KWS : comptes rendus de lecture sur la Science-Fiction

Christopher Priest : les Extrêmes

(the Extremes, 1998)

roman de Science-Fiction

chronique par Noé Gaillard, 2000

par ailleurs :

Comment dire ce que l'on ressent à propos d'une réalité tragique (celle des massacres perpétrés dans un moment particulier par des détenteurs d'armes à feu, par exemple ?). Priest répond : de manière romanesque. C'est-à-dire en donnant une analyse possible de ce qui s'est produit et en laissant la trame, les personnages du roman s'assimiler, assimiler la réalité. D'autant plus que chacun d'entre nous se bâtit son petit univers en interférence avec la réalité. Ainsi le lecteur au sortir du roman sera contraint de reconstituer le puzzle que la lecture a fait éclater… Du roman comme moyen de questionnement du réel.

Imaginez que le FBI, pour entraîner ses agents, ait passé un accord avec Sega ou Play Station. Il pourrait ainsi, le procédé de virtualisation ayant été sérieusement amélioré, envoyer lesdits agents dans des situations “extrêmes” avec pour mission de les résoudre. Les meilleurs étant dorénavant ceux qui mettent moins de temps que les autres à réussir. Imaginez une grosse société réalisant des scénarios et des virtualités commercialisés à partir d'événements dramatiques. Et enfin une jeune femme dont le mari, agent du FBI comme elle, est mort tué par un preneur d'otage.

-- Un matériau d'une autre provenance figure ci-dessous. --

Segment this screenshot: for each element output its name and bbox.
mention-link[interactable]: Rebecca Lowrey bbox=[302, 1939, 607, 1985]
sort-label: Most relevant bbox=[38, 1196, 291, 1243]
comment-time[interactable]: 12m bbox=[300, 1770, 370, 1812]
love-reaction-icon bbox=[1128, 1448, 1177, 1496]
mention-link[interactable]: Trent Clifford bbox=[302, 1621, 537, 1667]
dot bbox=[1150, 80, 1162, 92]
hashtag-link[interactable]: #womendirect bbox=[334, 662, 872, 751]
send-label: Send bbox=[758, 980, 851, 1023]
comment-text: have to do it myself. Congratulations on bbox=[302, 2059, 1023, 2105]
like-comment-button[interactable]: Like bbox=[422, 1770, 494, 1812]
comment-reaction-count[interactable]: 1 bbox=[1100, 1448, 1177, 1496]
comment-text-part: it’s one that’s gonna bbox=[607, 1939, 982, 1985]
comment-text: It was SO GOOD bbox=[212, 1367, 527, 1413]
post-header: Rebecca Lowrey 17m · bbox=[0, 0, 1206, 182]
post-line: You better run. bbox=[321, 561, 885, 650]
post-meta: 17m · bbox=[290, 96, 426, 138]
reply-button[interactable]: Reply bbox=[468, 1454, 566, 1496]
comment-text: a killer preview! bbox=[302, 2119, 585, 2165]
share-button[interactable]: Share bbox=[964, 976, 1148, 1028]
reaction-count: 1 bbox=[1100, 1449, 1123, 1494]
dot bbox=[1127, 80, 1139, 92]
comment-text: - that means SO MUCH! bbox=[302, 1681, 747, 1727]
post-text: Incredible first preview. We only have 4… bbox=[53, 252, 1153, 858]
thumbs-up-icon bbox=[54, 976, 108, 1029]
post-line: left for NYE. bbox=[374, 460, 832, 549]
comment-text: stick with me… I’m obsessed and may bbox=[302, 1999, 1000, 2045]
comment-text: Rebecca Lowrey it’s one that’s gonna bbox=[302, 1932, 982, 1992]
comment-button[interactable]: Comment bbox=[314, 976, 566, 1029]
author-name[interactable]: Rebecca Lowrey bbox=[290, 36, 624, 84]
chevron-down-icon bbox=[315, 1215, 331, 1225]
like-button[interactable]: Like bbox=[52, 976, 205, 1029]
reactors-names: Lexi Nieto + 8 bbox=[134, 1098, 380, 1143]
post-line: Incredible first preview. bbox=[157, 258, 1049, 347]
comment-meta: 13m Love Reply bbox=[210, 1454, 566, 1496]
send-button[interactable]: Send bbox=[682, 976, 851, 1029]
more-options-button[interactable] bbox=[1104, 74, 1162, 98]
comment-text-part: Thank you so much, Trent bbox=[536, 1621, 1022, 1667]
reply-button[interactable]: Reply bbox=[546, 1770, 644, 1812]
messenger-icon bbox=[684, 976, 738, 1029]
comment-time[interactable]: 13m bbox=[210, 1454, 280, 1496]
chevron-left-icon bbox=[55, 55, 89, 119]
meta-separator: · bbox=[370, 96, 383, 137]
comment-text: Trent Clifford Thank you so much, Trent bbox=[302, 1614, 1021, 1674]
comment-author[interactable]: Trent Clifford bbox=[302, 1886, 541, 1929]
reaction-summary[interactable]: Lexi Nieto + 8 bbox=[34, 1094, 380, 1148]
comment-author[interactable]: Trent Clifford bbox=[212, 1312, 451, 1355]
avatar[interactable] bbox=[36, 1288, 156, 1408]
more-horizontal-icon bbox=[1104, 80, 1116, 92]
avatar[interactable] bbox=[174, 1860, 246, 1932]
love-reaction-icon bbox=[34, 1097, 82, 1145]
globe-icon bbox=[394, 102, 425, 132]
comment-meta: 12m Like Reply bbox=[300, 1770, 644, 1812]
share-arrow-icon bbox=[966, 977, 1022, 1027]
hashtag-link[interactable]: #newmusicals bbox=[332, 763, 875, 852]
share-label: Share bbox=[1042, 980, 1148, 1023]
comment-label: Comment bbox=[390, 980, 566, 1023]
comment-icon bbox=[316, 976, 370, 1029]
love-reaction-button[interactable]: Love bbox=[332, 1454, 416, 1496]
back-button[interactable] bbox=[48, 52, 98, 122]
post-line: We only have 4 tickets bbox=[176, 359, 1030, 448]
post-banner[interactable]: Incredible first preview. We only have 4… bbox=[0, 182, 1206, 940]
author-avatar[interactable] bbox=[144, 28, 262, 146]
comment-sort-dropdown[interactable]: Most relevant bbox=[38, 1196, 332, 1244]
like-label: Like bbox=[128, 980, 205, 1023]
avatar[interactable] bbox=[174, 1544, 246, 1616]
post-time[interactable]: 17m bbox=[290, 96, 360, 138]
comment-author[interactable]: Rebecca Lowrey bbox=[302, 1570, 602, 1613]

Si la réalité et la virtualité s'affrontent dans le roman de Priest, c'est bien évidemment par l'intermédiaire de ce personnage féminin. Mais comme il l'a déjà fait, et sans doute pour éviter que l'histoire se résume à cet affrontement, ou tout simplement parce qu'il estime que nous sommes tous un peu ainsi, il construit un personnage flou, ambigu, qui a du mal à se situer dans la réalité, qui se cherche parce qu'il ne dispose plus de son double au miroir ou de son double-époux. Le roman nous amène de reconstitutions d'événements en reconstitutions de soi, pour les personnages, à nous demander qui nous sommes.(1) Et il ajoute à cette quête son interrogation sur les massacres, sur les armes à feu, sur la violence Amok. Sa réponse me semble rejoindre le slogan publicitaire qui vante les mérites de Sega.

À ce sujet original traité de manière non conventionnelle s'ajoute une écriture poétiquement répétitive comme la musique de Terry Riley, où de subtiles variations emportent le lecteur vers d'autres confins de lui-même ou du personnage. (À noter une traduction convenable, entachée de quelques maladresses.)

Je n'ose penser que ce roman, qui a été primé par la British Science Fiction Association, ne trouvera pas le public français qu'il mérite, mais je crois que si Priest est peu lu ou peu traduit en français, c'est parce qu'il est un auteur exigeant et difficile préoccupé de ce qui nous dérange : l'identité.

Noé Gaillard → Keep Watching the Skies!, nº 37, juillet 2000

Lire aussi dans KWS une autre chronique de : les Extrêmes par Pascal J. Thomas


  1. Rappelez-vous, pour avoir une petite idée, "Détails de l'exposition" de Jean-Claude Dunyach (dans le recueil les Nageurs de sable).